Ming, an ocean quahog, is the oldest living animal ever found. As it turns out though, the biologists who dated it made some mistakes, and it is actually 102 years older than previously thought, rendering it a staggering 507 years old. Ming was first discovered in 2006 off the coast of Iceland, when it was pulled from the ocean floor by climate researchers. Ocean quahogs create a new band on their shell every year; counting them will reveal the age of the animal. Originally the researchers who found Ming, counted 405 bands, which sent excitement through the scientific world and eventually led to the mollusc being named after the Chinese Ming dynasty.

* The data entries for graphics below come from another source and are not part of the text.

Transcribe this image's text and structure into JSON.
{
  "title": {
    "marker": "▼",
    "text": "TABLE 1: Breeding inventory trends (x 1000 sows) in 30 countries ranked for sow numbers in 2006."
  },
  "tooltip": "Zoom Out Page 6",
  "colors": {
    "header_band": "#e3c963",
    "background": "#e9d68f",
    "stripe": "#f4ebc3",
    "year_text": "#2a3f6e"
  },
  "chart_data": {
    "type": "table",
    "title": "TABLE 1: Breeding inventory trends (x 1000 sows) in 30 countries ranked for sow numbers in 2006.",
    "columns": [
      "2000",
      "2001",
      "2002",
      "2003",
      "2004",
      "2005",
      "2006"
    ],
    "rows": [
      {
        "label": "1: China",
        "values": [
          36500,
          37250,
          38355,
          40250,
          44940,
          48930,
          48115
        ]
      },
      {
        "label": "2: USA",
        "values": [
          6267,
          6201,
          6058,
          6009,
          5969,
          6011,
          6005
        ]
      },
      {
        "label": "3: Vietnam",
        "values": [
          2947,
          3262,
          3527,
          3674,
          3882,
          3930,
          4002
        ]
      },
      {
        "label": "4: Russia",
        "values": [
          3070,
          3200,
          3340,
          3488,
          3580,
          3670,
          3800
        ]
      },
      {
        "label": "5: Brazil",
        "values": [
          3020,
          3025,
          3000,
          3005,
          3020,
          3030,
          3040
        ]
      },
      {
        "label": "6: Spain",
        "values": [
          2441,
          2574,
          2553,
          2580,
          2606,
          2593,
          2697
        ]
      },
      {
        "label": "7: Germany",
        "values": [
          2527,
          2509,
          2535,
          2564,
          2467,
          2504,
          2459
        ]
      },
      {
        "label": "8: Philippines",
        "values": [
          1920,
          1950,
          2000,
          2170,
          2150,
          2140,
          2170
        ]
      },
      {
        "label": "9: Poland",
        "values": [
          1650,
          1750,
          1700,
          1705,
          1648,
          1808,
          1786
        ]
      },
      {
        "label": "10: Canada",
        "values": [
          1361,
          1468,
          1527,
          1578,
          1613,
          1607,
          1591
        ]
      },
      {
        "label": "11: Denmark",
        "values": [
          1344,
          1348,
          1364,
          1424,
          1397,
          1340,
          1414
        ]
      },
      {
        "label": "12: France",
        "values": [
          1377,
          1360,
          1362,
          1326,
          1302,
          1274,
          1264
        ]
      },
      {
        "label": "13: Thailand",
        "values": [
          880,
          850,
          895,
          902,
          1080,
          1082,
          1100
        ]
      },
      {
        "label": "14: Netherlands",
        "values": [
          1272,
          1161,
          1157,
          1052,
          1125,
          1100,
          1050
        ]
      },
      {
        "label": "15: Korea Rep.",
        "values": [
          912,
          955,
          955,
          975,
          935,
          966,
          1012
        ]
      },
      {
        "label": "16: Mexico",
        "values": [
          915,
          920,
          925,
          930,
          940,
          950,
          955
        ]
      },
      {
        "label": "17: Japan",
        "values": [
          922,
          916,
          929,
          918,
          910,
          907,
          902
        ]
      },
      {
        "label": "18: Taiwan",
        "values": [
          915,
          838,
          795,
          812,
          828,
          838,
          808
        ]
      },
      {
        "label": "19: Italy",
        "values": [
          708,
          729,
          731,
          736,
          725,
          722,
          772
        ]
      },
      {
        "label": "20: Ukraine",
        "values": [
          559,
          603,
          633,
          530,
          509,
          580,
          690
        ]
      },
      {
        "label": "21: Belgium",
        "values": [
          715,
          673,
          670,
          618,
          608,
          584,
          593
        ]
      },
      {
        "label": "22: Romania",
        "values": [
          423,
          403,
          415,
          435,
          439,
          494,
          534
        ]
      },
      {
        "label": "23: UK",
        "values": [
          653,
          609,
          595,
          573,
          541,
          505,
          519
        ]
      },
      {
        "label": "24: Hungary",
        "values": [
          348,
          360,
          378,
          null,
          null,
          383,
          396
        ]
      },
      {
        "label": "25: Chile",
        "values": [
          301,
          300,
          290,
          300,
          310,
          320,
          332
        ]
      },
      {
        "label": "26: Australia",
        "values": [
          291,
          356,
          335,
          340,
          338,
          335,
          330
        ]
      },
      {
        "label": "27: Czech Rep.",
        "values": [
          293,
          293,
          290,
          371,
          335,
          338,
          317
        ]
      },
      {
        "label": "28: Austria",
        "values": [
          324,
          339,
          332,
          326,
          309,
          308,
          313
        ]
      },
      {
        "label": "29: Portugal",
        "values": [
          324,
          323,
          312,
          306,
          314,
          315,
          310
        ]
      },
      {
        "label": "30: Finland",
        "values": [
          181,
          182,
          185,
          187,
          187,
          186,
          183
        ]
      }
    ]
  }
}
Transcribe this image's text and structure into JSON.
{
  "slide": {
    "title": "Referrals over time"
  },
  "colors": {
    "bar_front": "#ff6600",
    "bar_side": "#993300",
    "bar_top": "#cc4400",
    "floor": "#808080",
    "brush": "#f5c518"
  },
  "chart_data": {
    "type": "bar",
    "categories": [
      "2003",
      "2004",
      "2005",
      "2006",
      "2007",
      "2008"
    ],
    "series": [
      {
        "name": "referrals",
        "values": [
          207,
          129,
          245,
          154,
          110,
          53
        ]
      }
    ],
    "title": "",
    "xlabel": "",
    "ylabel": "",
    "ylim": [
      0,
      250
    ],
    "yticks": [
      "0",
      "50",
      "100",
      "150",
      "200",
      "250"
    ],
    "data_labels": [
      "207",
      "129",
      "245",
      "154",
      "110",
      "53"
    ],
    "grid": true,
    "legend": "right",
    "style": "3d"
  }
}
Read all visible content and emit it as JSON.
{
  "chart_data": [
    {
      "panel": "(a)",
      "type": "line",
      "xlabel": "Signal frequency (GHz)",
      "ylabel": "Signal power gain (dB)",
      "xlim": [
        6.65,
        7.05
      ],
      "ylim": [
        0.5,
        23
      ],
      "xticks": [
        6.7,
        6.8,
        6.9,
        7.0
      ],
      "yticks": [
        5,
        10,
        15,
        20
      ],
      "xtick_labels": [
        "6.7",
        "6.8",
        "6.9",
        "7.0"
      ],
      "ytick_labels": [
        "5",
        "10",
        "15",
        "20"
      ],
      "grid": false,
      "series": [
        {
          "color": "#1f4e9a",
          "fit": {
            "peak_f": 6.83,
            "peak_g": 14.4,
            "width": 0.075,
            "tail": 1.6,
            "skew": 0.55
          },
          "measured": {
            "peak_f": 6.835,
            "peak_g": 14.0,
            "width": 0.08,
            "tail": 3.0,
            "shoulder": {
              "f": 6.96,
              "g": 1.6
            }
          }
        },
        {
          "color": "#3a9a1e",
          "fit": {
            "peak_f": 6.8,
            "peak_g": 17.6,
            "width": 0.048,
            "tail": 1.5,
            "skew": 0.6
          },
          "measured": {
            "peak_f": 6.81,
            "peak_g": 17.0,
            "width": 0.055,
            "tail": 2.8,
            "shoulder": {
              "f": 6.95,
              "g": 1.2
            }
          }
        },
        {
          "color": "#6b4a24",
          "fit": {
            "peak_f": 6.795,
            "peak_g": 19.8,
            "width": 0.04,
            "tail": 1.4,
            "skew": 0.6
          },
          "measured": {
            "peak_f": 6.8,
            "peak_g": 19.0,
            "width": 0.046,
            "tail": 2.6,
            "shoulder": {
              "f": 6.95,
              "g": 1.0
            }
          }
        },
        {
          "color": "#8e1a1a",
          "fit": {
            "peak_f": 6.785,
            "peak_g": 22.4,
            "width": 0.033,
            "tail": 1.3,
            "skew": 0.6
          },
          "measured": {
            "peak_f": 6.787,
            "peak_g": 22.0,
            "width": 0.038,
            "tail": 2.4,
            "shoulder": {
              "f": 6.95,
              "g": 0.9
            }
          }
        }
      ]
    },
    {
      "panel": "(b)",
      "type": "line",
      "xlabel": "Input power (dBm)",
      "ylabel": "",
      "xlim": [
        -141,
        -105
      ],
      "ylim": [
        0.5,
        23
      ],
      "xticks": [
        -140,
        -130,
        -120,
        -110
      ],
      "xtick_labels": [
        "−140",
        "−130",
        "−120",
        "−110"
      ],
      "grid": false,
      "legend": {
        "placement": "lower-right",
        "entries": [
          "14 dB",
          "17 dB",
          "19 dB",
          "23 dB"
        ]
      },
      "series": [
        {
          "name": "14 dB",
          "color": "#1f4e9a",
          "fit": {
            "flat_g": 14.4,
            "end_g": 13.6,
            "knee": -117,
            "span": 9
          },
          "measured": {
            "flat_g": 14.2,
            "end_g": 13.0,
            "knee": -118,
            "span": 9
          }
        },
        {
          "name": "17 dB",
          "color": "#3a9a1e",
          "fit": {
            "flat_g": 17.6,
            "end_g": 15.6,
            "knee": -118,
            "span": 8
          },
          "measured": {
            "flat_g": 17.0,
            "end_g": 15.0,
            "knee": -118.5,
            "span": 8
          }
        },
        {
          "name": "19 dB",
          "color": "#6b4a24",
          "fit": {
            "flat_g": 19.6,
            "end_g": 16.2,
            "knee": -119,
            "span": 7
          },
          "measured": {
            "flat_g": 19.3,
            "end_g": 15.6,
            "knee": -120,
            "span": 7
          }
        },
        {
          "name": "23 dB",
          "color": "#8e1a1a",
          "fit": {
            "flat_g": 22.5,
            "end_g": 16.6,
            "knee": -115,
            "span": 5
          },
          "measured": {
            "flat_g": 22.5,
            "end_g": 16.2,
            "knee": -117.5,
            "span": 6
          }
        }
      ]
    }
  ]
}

Somehow, the researchers made a nearly 25% error in their efforts to count the bands and the new number suggests Ming was born in 1499, which, luckily is still during the Ming dynasty. They backed this up with Carbon-14 dating and by comparing growth of recent bands to those of other organisms living in the area. The researchers say that they are confident in the age this time around. Ming’s role in the scientific community is greater than simply being really old thing that evokes curiosity: It has spawned research into how it managed to get so old and how its secrets may be applied to humans. It has also helped researchers determine the temperatures of the ocean for the past 500 years by studying the shell. Unfortunately, Min won’t be around for it’s 600th birthday. The quahog was opened up by the researchers in order to take a look inside, and yeah, that killed it.
Let’s be honest, it’s more of a waste if they didn’t eat it.